One of the first scenes in “Takin’ Place” features some beautifully lit shots of kids and young men setting off fireworks on the Fourth of July — serious fireworks that light up the sky and fill the streets with clouds of smoke. The explosions are loud enough to set off car alarms up and down the street. Then the fireworks give way to the sound of nearby gunshots and it’s time for everyone to go inside. “It’s Chicago,” says one young man, in matter-of-fact fashion.

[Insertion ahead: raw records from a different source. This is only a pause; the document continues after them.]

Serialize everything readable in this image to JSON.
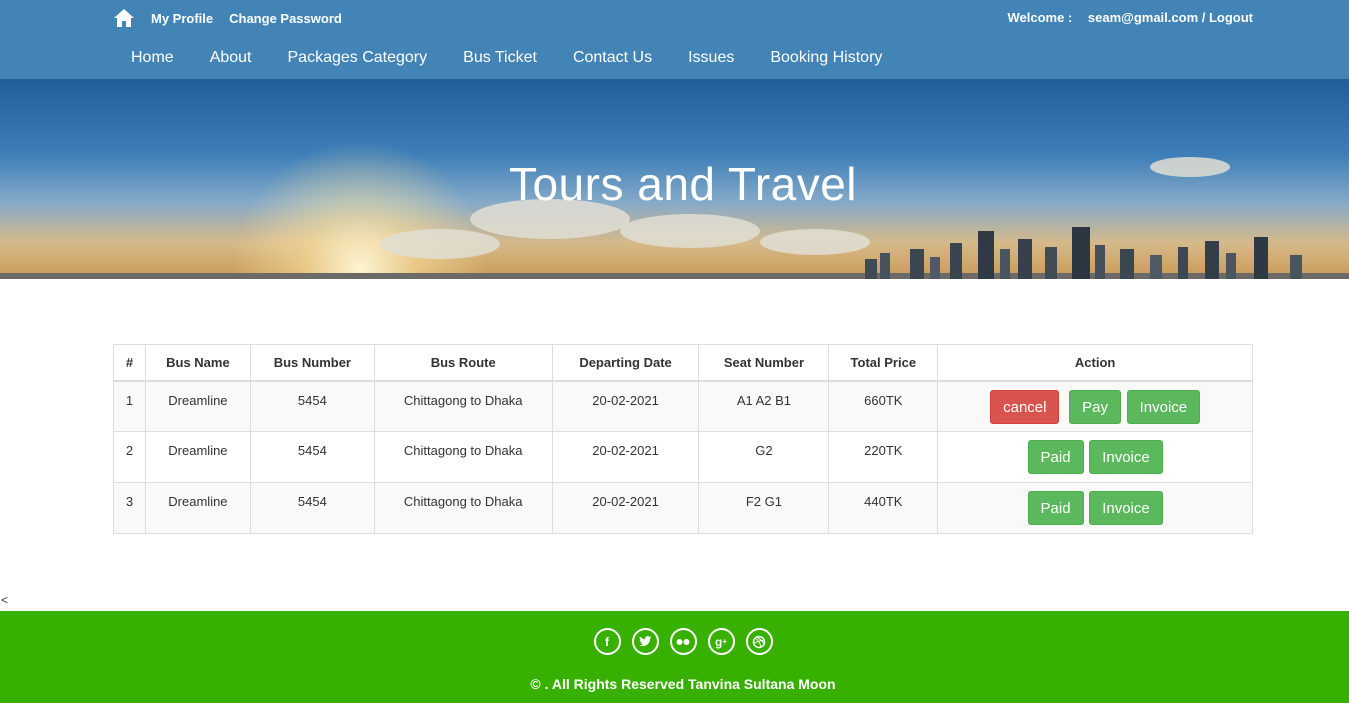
{
  "header": {
    "my_profile": "My Profile",
    "change_password": "Change Password",
    "welcome_label": "Welcome :",
    "user_logout": "seam@gmail.com / Logout"
  },
  "nav": {
    "items": [
      "Home",
      "About",
      "Packages Category",
      "Bus Ticket",
      "Contact Us",
      "Issues",
      "Booking History"
    ]
  },
  "banner": {
    "title": "Tours and Travel"
  },
  "table": {
    "headers": [
      "#",
      "Bus Name",
      "Bus Number",
      "Bus Route",
      "Departing Date",
      "Seat Number",
      "Total Price",
      "Action"
    ],
    "rows": [
      {
        "num": "1",
        "bus_name": "Dreamline",
        "bus_number": "5454",
        "route": "Chittagong to Dhaka",
        "date": "20-02-2021",
        "seats": "A1 A2 B1",
        "price": "660TK",
        "actions": [
          "cancel",
          "Pay",
          "Invoice"
        ]
      },
      {
        "num": "2",
        "bus_name": "Dreamline",
        "bus_number": "5454",
        "route": "Chittagong to Dhaka",
        "date": "20-02-2021",
        "seats": "G2",
        "price": "220TK",
        "actions": [
          "Paid",
          "Invoice"
        ]
      },
      {
        "num": "3",
        "bus_name": "Dreamline",
        "bus_number": "5454",
        "route": "Chittagong to Dhaka",
        "date": "20-02-2021",
        "seats": "F2 G1",
        "price": "440TK",
        "actions": [
          "Paid",
          "Invoice"
        ]
      }
    ]
  },
  "stray_char": "<",
  "footer": {
    "social_icons": [
      "facebook-icon",
      "twitter-icon",
      "flickr-icon",
      "google-plus-icon",
      "dribbble-icon"
    ],
    "copyright": "© . All Rights Reserved Tanvina Sultana Moon"
  },
  "colors": {
    "header_bg": "#4384b6",
    "footer_bg": "#37b000",
    "danger": "#d9534f",
    "success": "#5cb85c"
  }
}
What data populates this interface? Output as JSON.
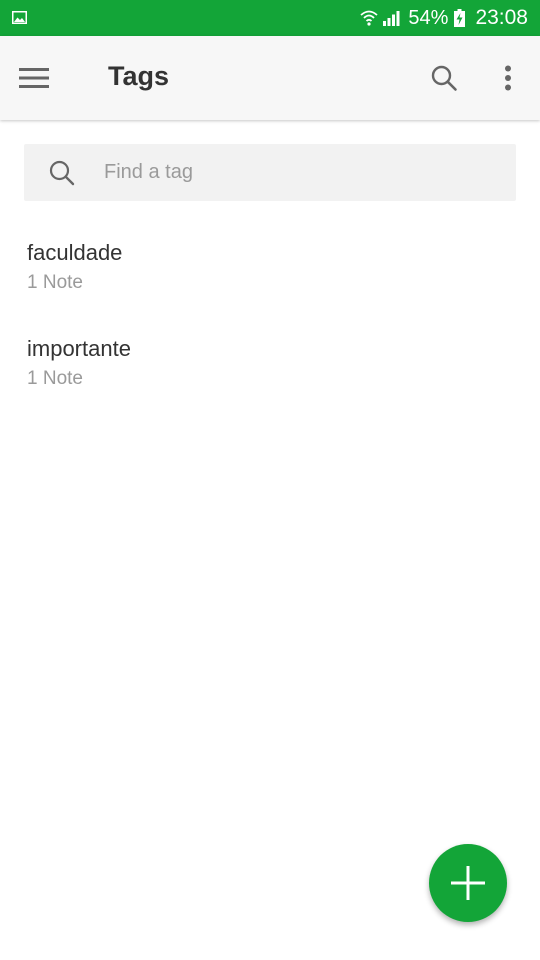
{
  "status_bar": {
    "battery": "54%",
    "time": "23:08",
    "icons": [
      "gallery-icon",
      "wifi-icon",
      "signal-icon",
      "battery-charging-icon"
    ]
  },
  "app_bar": {
    "title": "Tags",
    "icons": [
      "menu-icon",
      "search-icon",
      "more-vert-icon"
    ]
  },
  "search": {
    "placeholder": "Find a tag",
    "value": ""
  },
  "tags": [
    {
      "name": "faculdade",
      "count": "1 Note"
    },
    {
      "name": "importante",
      "count": "1 Note"
    }
  ],
  "fab": {
    "icon": "plus-icon"
  },
  "colors": {
    "accent": "#13a538",
    "app_bar_bg": "#f7f7f7",
    "search_bg": "#f2f2f2",
    "primary_text": "#333333",
    "secondary_text": "#9a9a9a"
  }
}
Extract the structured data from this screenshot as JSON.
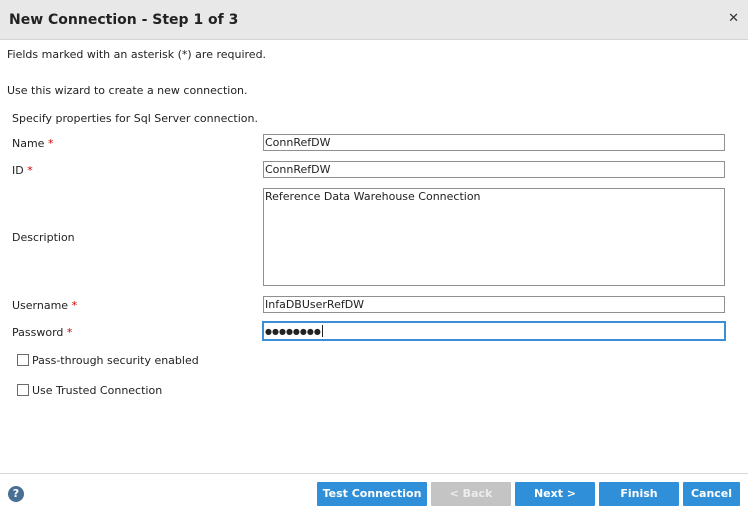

Dowlatshahi befriends a food truck driver who learns the filmmaker is Iranian and jokes about getting killed by the director. (“I ain’t got no suicide bomber. … Please don’t cut my head off! Ah, I’m just kidding.”) We get to know a young mother at a birthday party who talks about her future as well as her child’s; a transgender teen who hangs out at a beauty salon; an hilariously blunt woman who gives us the lowdown on some of her past relationships and tells the director, “You ARE quite handsome;” and a world-weary grandmother in her 60s who tells her grandson, “If you let [certain friends into this house again] … I’m going to get that Louisville Slugger upstairs, I’m going to beat your a– and their a– and I’m going straight to the penitentiary, got it?”

There’s a lot of raucous humor, some chilling moments and some insightful glimpses into the lives of special people navigating everyday life in neighborhoods where survival is always on one’s mind.

[s3r star=3/4]

A documentary directed by Cyrus Dowlatshahi. Running time: 84 minutes. No MPAA rating. Available on demand at vimeo.com and opens Friday at the Gene Siskel Film Center.